Does your website connect or hinder your business

Does your website connect or hinder your business

With the first barrier being that most local businesses realise that they need a website the second barrier is for them to come to terms with the fact that they don’t need just any old website.

It is true to say that businesses today need some sort of web presence, however, they do need to be careful as to how this is interpreted, if the presence is something atrocious, it’s far better not to have a web presence at all – the reason being “First Impressions Count”.

How, where or who you get your website from is, of course, a choice which anyone is free to make, but be careful of friends and colleagues having a dabble whilst they’re finishing a course on web design you might see it as both you and them doing a favour for each other – the reality is that you could be doing each other harm, providing false hope on one hand in what they produce being fit for the purpose when it is not, and on the other hand causing your business harm with a half baked website.

There’s so much out there now for businesses to be able to have a website it’s just a simple matter of not going for just any old thing.

For a website, you have to find the right mix in both how it looks and how it operates – for instance, there are tools and sites out there on the internet which allow businesses to create a free website but perhaps a problem with utilising this route is that people viewing the finished site know it’s free.

This can go against the grain if it’s looking to charge for products and services as the immediate perception could be that they are of poor quality or be like the site and should cost next to nothing – to clarify if the website is cheap is the goods and services?

You’ll find websites out there which look great with nice designs pretty colours and a lot of imagery.
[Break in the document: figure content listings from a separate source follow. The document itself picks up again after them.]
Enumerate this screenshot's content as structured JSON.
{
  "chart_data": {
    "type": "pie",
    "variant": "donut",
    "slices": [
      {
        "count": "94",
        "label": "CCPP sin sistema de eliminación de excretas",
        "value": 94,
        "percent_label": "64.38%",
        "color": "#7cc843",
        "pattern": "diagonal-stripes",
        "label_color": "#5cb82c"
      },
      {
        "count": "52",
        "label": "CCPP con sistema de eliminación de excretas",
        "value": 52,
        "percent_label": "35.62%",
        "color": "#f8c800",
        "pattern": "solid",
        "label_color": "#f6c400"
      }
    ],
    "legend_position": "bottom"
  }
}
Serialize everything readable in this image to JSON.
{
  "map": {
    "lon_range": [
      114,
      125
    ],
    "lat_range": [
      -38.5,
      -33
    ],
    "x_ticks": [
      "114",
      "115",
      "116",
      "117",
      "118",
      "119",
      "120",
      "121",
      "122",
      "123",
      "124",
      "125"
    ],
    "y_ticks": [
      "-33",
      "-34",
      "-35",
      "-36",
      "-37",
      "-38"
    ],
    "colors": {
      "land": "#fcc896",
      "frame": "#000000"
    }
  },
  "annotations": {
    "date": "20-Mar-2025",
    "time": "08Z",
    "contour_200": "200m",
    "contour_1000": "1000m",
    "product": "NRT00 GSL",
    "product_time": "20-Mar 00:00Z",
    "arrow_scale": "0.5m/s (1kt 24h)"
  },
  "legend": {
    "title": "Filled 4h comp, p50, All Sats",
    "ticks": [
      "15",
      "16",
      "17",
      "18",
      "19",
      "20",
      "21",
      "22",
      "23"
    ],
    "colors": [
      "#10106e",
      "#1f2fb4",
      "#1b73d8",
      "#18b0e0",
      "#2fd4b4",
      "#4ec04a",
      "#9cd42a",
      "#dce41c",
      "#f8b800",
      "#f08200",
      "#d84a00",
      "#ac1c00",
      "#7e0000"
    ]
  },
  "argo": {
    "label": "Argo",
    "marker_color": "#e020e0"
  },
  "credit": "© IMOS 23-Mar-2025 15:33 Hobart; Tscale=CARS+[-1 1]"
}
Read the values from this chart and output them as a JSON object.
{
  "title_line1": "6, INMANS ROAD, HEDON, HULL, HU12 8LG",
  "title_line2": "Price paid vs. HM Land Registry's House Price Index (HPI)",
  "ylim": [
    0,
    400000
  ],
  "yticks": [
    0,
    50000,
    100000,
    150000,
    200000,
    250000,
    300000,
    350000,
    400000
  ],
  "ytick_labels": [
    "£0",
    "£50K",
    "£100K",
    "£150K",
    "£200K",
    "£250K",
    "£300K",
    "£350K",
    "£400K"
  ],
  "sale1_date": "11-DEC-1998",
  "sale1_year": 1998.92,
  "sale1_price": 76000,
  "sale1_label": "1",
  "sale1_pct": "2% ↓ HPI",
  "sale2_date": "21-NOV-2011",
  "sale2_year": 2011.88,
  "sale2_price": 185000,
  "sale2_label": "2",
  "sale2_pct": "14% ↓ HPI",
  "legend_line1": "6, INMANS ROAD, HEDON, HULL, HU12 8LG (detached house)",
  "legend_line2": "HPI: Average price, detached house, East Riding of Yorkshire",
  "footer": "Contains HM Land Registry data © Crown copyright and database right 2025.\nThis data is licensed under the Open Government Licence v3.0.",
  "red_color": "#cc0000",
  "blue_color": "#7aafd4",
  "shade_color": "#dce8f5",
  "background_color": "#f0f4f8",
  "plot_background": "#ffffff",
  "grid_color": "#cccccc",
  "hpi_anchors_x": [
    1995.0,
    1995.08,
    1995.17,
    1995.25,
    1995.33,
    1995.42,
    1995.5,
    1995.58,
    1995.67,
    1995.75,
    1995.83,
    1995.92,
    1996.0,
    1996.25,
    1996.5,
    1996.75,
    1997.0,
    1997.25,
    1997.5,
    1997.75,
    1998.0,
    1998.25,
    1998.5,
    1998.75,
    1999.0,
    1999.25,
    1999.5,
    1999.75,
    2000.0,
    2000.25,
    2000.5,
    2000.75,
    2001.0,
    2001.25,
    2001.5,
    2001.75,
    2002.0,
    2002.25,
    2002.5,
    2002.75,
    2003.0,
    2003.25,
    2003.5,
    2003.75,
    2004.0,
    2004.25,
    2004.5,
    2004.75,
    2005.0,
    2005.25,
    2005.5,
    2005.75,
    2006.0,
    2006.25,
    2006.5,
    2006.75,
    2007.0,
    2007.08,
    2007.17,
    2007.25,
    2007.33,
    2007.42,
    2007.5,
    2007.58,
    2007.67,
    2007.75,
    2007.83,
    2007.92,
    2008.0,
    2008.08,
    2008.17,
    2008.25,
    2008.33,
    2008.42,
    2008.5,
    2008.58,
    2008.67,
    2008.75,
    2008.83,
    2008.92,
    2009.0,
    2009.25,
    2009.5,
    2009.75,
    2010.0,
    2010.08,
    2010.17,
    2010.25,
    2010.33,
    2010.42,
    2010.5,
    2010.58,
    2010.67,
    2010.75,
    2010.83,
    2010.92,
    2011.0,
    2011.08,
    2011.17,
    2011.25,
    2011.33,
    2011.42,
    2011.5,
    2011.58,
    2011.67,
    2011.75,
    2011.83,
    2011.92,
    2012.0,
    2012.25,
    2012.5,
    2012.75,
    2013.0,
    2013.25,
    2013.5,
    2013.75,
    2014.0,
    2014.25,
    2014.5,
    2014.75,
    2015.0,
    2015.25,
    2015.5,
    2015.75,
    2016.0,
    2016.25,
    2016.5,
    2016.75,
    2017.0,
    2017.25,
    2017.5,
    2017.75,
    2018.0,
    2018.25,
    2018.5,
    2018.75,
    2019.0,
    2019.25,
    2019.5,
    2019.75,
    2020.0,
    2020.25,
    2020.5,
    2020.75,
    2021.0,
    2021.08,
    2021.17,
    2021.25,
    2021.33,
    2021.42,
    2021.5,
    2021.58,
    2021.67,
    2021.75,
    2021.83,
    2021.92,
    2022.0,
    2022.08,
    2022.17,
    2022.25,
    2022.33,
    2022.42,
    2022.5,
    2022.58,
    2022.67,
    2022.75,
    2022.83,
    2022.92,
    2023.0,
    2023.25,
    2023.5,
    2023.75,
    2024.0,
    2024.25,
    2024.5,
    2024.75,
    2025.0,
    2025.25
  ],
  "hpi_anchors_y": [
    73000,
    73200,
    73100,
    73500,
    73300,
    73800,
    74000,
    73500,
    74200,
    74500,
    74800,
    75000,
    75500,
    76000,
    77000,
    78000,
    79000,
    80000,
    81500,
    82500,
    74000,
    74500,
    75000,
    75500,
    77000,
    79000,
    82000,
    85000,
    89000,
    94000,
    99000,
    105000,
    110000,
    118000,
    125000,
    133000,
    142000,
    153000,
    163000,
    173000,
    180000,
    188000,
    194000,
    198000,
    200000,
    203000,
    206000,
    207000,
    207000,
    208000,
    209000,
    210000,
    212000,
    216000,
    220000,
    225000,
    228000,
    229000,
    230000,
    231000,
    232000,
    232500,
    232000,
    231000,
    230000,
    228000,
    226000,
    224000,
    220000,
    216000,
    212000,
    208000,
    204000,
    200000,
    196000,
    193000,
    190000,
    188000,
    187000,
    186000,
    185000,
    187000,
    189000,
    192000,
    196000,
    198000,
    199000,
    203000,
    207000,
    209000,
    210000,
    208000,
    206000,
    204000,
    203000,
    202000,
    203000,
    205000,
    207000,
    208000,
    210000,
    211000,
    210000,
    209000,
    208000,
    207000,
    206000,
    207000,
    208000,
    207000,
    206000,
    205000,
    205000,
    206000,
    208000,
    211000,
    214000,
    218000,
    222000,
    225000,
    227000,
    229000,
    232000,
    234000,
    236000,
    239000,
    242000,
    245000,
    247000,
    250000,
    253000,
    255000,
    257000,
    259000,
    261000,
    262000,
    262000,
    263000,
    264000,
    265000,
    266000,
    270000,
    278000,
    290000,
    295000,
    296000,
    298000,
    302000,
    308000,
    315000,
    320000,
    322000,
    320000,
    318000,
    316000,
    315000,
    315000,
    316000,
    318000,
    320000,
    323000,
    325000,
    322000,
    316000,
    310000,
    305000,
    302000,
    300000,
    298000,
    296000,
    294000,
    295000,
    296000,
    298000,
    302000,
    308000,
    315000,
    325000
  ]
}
The stark fact here could be that this type of website may have no substance behind it – only just looking the part, and being of no real use in search engine optimisation.

Other websites out there may not look good at all, as they are built in such a way that the search engines love them, but visitors to this type of site may not revisit because they don’t like the look of it.

Usually, you’ll find that nice-looking websites are built by web designers who have an eye for detail and may not be very web development savvy – and the technical better-built websites are done by web developers many of whom don’t have a creative bone in their body.

When you have a website whether it’s good or bad, keep in mind that it’s easy to check and validate what’s said about the business. For instance, if you say that you have 5,000 members to your website and it's built in such a way that each has a profile page chances are if built correctly by doing a simple online check on Google you’d expect to see at least the same or somewhere near that amount of pages/links indexed i.e. 5,000.

Likewise saying that so many visitors visit your site every month can be checked, for example, saying that x amount of them are unique visitors can be checked, and how your site ranks in search engines can be checked – the point here is you need to be careful what you say about it and how your site performs online, as this can be checked.

This blog started from us browsing through LinkedIn this morning after accepting a connection invitation, and we started to look at the other people in ‘the people you may know’ results.

One result came up with a West Midlands-based web development business that also specialises in SEO work, whose work summary and experience seemed to stand them in good stead having in the past worked for numerous large corporate-styled businesses.

Now we don’t know these people from Adam but when we first viewed their site in an IE browser it was all disjointed with things being out of position, yet when we then viewed it in a Firefox browser the site looked and operated fine.

The question here is how should we interpret the first thing we saw - as seeing that all things web is their bag, is it just a glitch? Is it a lack of attention? Or is it that they can’t do what they say they can do?

In part, it’s all down to how the site visitors feel at the time which has a direct result on how they interpret at that time, which is why first impressions count.